La tiendita anaranjada sale de la estación San Cosme. Ya son las 9:33 horas de la mañana número 12 mil 54 desde aquel accidente en estas mismas vías. Al hombre del abdomen prominente, la barba sin rasurar, camiseta blanca que dice “¿Me das?”, piel color chicharrón, lo único que parece importarle son los pesos que pueda recibir por el talento de Camilo.
“Diez pesos le vale, 10 pesos le cuesta”, grita el gordo con una voz tan grumosa que algunos que van parados hasta se ladean cuando se arrima, sortean la curva del tren, lo ven pasar sin inmutarse y llegar hasta el final del carro con dos monedas más en su mochila.
Justo entonces empieza el canto de otra vendedora.
Es el Sistema de Transporte Colectivo-Metro del año 2008. El carro, casi lleno, se medio vacía en Hidalgo. Junto con la decena de personas que entra, se cuela el olor de dos pizzas con queso. Junto con la docena que baja, no acaba por irse el ruidero.
Apenas el carro entra en el túnel, cuatro chamacos con uniforme de secundaria empiezan a gritar que “ahí viene”, y luego se golpean unos a otros en las nucas porque no era cierto.
¿Qué ocurre en el Metro la mañana del 20 de octubre después de 33 años? Transita el “Hit Parade” con “Brisny Spis” a la cabeza, un hombre lee un periódico deportivo y le mienta la madre a un tal ¿Hideker?, un sordomudo deja una tarjetita de corazón en seis rodillas cercanas.
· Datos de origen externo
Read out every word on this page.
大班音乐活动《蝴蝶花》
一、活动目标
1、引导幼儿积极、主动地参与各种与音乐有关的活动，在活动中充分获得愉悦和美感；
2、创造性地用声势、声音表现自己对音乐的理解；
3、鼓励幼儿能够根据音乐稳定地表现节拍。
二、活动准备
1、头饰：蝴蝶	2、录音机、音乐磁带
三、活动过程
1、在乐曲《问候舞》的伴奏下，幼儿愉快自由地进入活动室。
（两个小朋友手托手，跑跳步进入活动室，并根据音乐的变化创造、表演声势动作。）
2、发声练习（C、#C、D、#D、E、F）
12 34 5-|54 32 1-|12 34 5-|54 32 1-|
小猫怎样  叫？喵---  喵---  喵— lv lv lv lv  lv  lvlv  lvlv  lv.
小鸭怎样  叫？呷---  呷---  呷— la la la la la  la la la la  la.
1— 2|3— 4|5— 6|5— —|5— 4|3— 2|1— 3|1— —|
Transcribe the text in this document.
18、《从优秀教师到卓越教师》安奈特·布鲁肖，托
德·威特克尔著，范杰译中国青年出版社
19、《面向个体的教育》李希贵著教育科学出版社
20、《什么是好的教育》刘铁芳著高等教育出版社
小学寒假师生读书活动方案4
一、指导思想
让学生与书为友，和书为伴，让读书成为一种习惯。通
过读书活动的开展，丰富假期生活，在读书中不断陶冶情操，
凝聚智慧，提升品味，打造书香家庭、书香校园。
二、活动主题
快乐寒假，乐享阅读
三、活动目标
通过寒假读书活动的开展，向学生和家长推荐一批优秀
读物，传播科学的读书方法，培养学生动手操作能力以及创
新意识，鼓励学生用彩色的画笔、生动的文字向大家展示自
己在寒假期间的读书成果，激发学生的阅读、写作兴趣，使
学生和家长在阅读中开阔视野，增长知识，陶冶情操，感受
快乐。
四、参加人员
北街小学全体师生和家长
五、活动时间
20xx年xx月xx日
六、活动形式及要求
Una mujer morena saca de su bolso un rimel negro y entre Allende y Zócalo embellece sus pestañas. Un ruido entra de afuera: un convoy pasa.
Justo cuando el tren deja Zócalo, otra vez los cuatro chavos comienzan a gritar, “ahora sí viene”, se paran frente a la ventana y de repente una galería de fotos los sorprende entusiasmados, publicidad en forma de tantos cuadros por segundo, qué gusto les da a los chamacos. El Metro, un transporte, también es un changarro.
Cuando el tren sale a superficie, el vagón lleva no más de 20 personas. En Chabacano es hora de caminar hasta el primer vagón y ver lo que un conductor debió mirar una mañana. Apenas ascender unos metros de la loma, ya es perfectamente visible el tren que está en Viaducto. Ya son las 9:39 en punto, pero es mejor olvidarlo, como hacen todos.